If she had any small degree of compassion or empathy, she would’ve at least remembered that the man whose life she tried to ruin had three kids, not two. There is a silver lining, inasmuch as the man she caused to be fired found a new job (in a female-free work place), and Adria had not.
It would be an exercise in futility to point out to her that she seems to spend at least as much time being a professional victim as she does being a “developer,” and such a person is a liability to any company foolish enough to hire her.
Shaming and Victimhood
Both Lindsey Stone and Adria Richards are typical millennial women, albeit from slightly different places on the spectrum of silliness. Both are readily able to blame anyone but themselves, and see fault in anything except their own actions. For both, the passage of two years or so has not led any self-examination or admission of wrong-doing.
The Feminine Imperative endemic in modern western society enables them, while simultaneously blaming every ill on the dreaded white-cis-het-male. So what are we as men to do? We must realize that shaming has had a long history in our social constructs. Dalrock wrote a great post about slut shaming and its role in the SMP of past and present.
Public shaming is something employed in an attempt to modify behavior. Case in point, the poor beta who was the subject of Adria Richards’ public shaming: He admitted wrong-doing, apologized profusely, and showed genuine contrition. He admits the incident has influenced his behavior, specifically “I’m not as friendly. There’s humour, but it’s very mundane. You just don’t know. I can’t afford another Donglegate.”

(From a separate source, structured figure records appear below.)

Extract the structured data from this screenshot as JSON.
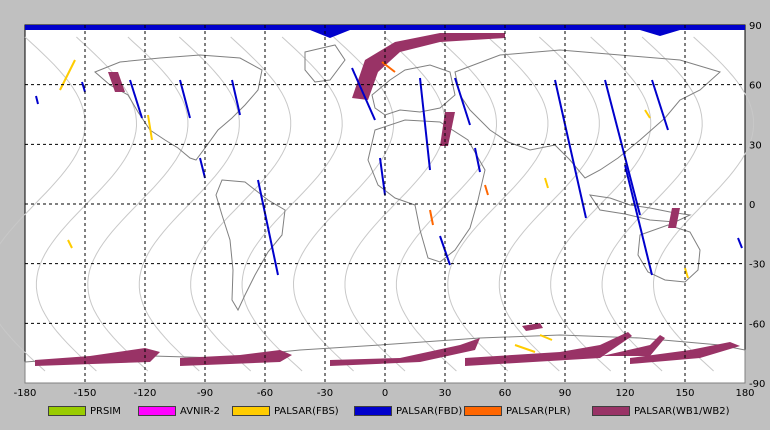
{
  "map": {
    "lon_ticks": [
      "-180",
      "-150",
      "-120",
      "-90",
      "-60",
      "-30",
      "0",
      "30",
      "60",
      "90",
      "120",
      "150",
      "180"
    ],
    "lat_ticks": [
      "90",
      "60",
      "30",
      "0",
      "-30",
      "-60",
      "-90"
    ]
  },
  "legend": [
    {
      "label": "PRSIM",
      "color": "#99cc00"
    },
    {
      "label": "AVNIR-2",
      "color": "#ff00ff"
    },
    {
      "label": "PALSAR(FBS)",
      "color": "#ffcc00"
    },
    {
      "label": "PALSAR(FBD)",
      "color": "#0000cc"
    },
    {
      "label": "PALSAR(PLR)",
      "color": "#ff6600"
    },
    {
      "label": "PALSAR(WB1/WB2)",
      "color": "#993366"
    }
  ]
}
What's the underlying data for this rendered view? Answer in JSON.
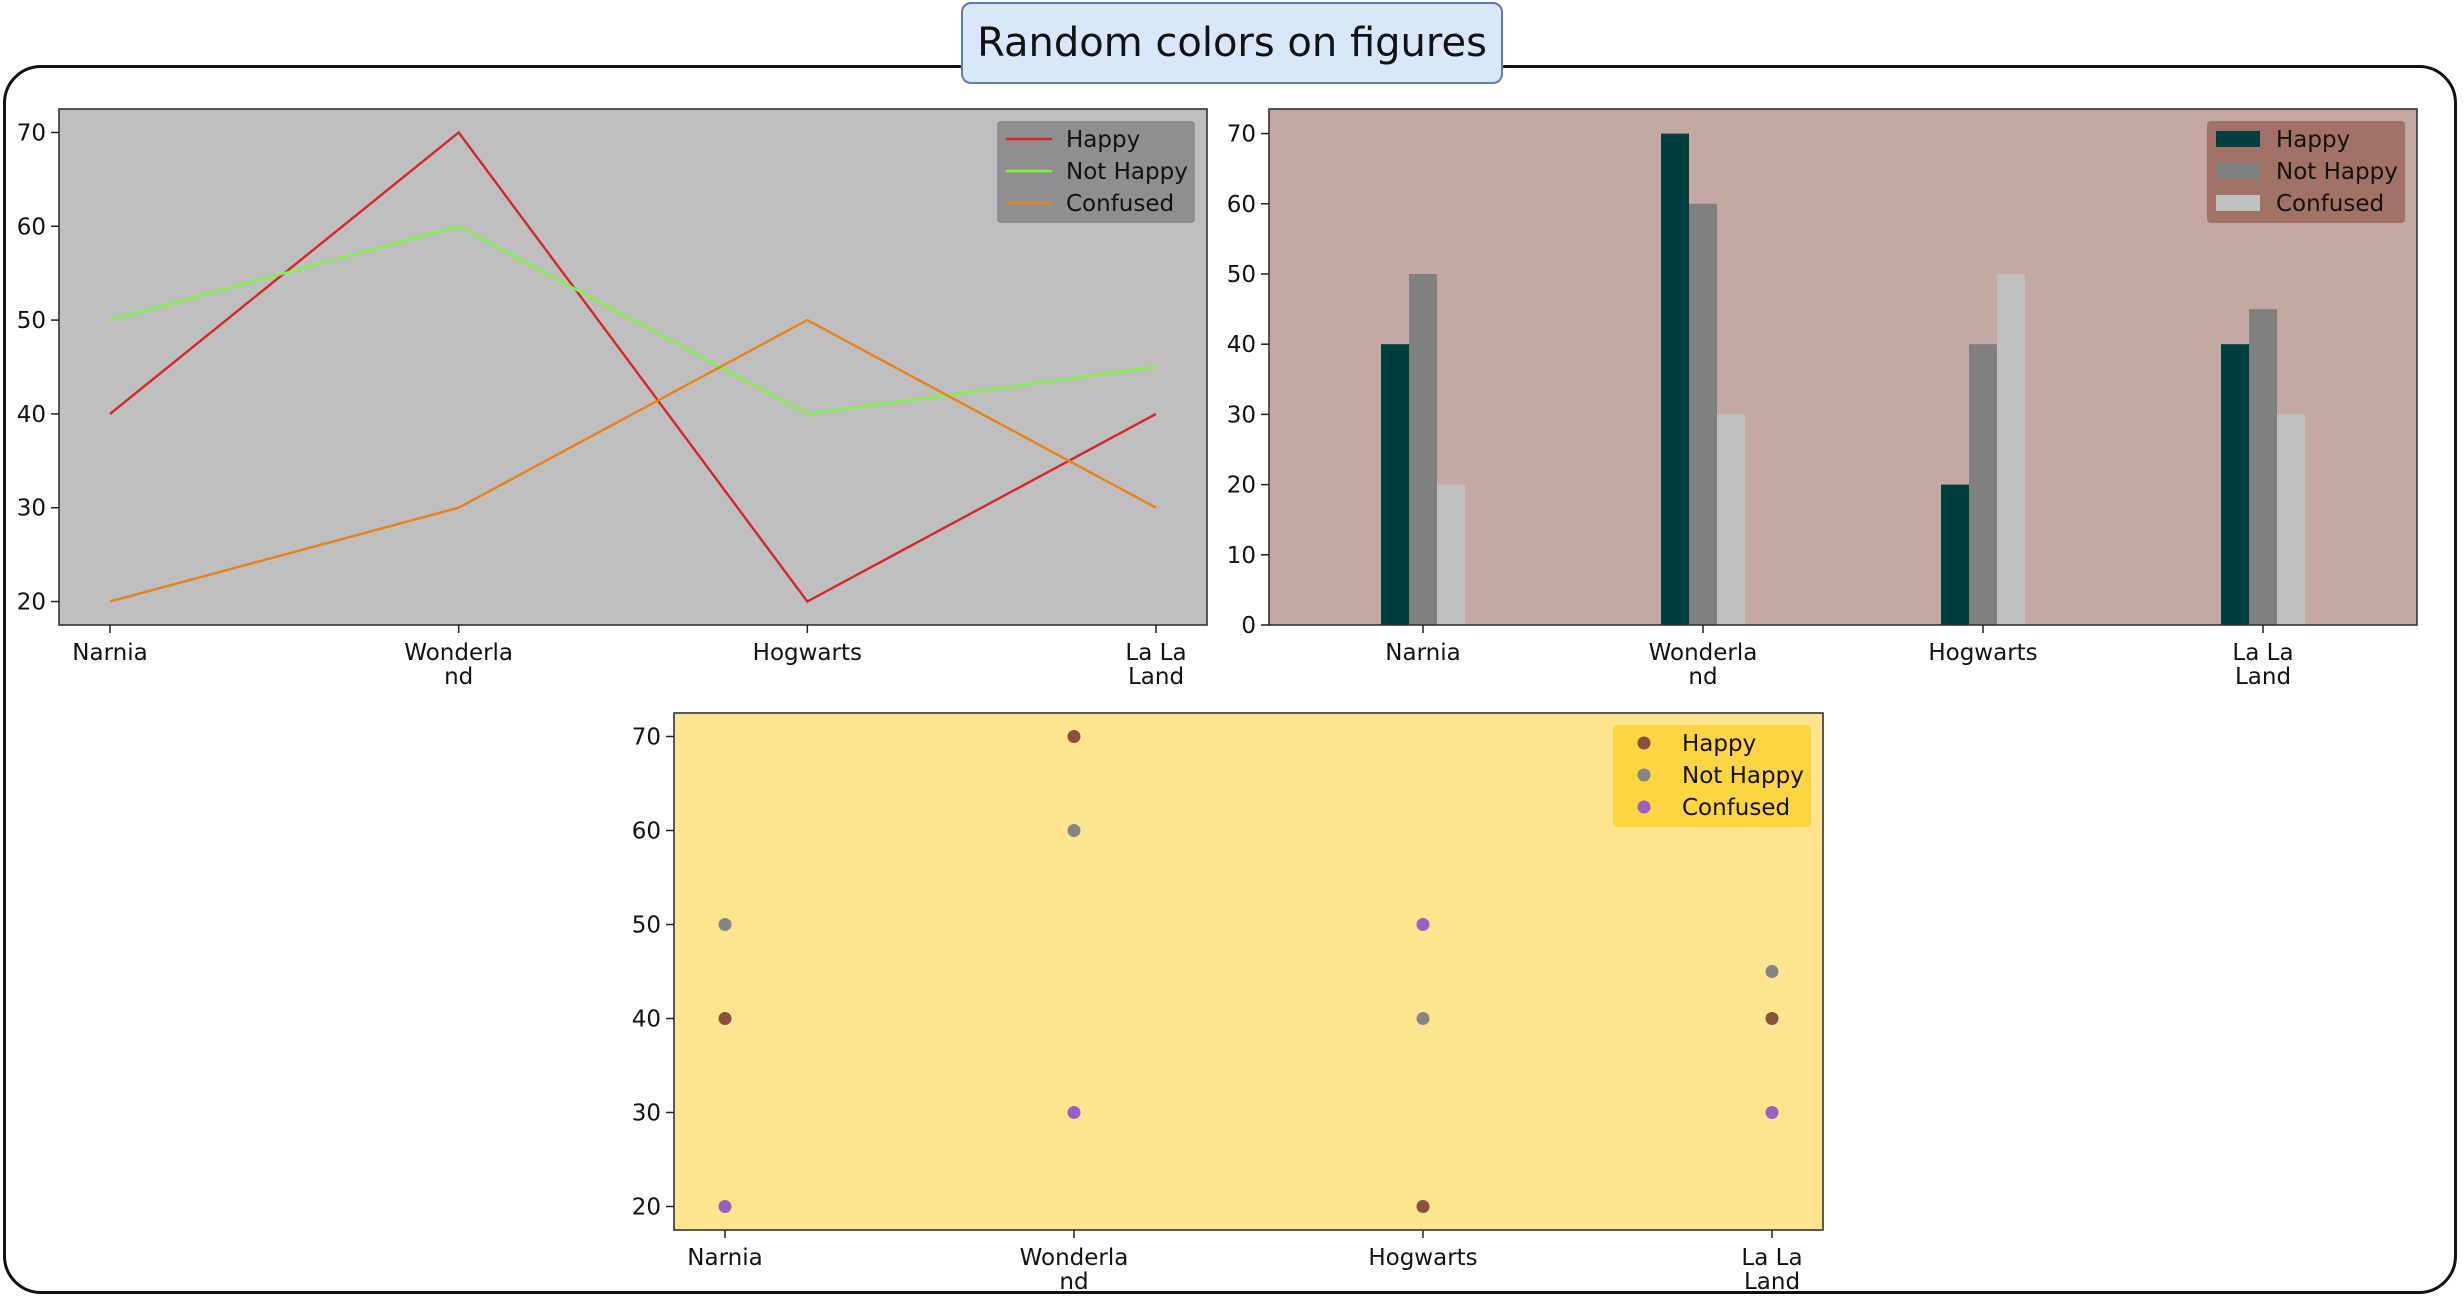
{
  "figure_title": "Random colors on figures",
  "chart_data": [
    {
      "type": "line",
      "categories": [
        "Narnia",
        "Wonderla\nnd",
        "Hogwarts",
        "La La\nLand"
      ],
      "series": [
        {
          "name": "Happy",
          "values": [
            40,
            70,
            20,
            40
          ],
          "color": "#d62728"
        },
        {
          "name": "Not Happy",
          "values": [
            50,
            60,
            40,
            45
          ],
          "color": "#7ef542"
        },
        {
          "name": "Confused",
          "values": [
            20,
            30,
            50,
            30
          ],
          "color": "#e8821c"
        }
      ],
      "yticks": [
        20,
        30,
        40,
        50,
        60,
        70
      ],
      "ylim": [
        17.5,
        72.5
      ],
      "background": "#bfbfbf",
      "legend": {
        "placement": "top-right",
        "background": "#8a8a8a"
      }
    },
    {
      "type": "bar",
      "categories": [
        "Narnia",
        "Wonderla\nnd",
        "Hogwarts",
        "La La\nLand"
      ],
      "series": [
        {
          "name": "Happy",
          "values": [
            40,
            70,
            20,
            40
          ],
          "color": "#003f3f"
        },
        {
          "name": "Not Happy",
          "values": [
            50,
            60,
            40,
            45
          ],
          "color": "#808080"
        },
        {
          "name": "Confused",
          "values": [
            20,
            30,
            50,
            30
          ],
          "color": "#c0c0c0"
        }
      ],
      "yticks": [
        0,
        10,
        20,
        30,
        40,
        50,
        60,
        70
      ],
      "ylim": [
        0,
        73.5
      ],
      "background": "#c4a8a4",
      "legend": {
        "placement": "top-right",
        "background": "#9e6b61"
      }
    },
    {
      "type": "scatter",
      "categories": [
        "Narnia",
        "Wonderla\nnd",
        "Hogwarts",
        "La La\nLand"
      ],
      "series": [
        {
          "name": "Happy",
          "values": [
            40,
            70,
            20,
            40
          ],
          "color": "#8c4f3e"
        },
        {
          "name": "Not Happy",
          "values": [
            50,
            60,
            40,
            45
          ],
          "color": "#858585"
        },
        {
          "name": "Confused",
          "values": [
            20,
            30,
            50,
            30
          ],
          "color": "#9b5fc0"
        }
      ],
      "yticks": [
        20,
        30,
        40,
        50,
        60,
        70
      ],
      "ylim": [
        17.5,
        72.5
      ],
      "background": "#fde48f",
      "legend": {
        "placement": "top-right",
        "background": "#fdd23a"
      }
    }
  ]
}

However, such things are no longer good enough for SJWs. So we modify our behavior, but not in the way they want. As shown by the backlash caused by donglegate, we have the means to fight back against SJWs’ encroachment into our spaces. We must remember that the SJW worldview and inherit solipsism does not allow them to feel shame the same way we do.
Since part of their currency is the prestige and recognition of being “right-minded”, exposing their hypocrisy and narcissism depletes their pretenses at both.
As evidenced by Ms. Richards and Ms. Stone, Millennial women are indeed quite shameless. Perpetual victims such as them can never be appeased short of a blank check and full societal control. Even pornstars know that they don’t give a shit about actual victims.
Thus, the process of shaming them isn’t to modify their behavior, but rather the behavior of others. As opponents of #Gamergate continually lose credibility, so too do its proponents gain leverage. The SJW cries of “victim blaming” are merely an attempt to absolve people of responsibility for their actions.
Call them on their bullshit. Expose them as the frauds they are. Better yet, hurt their wallets.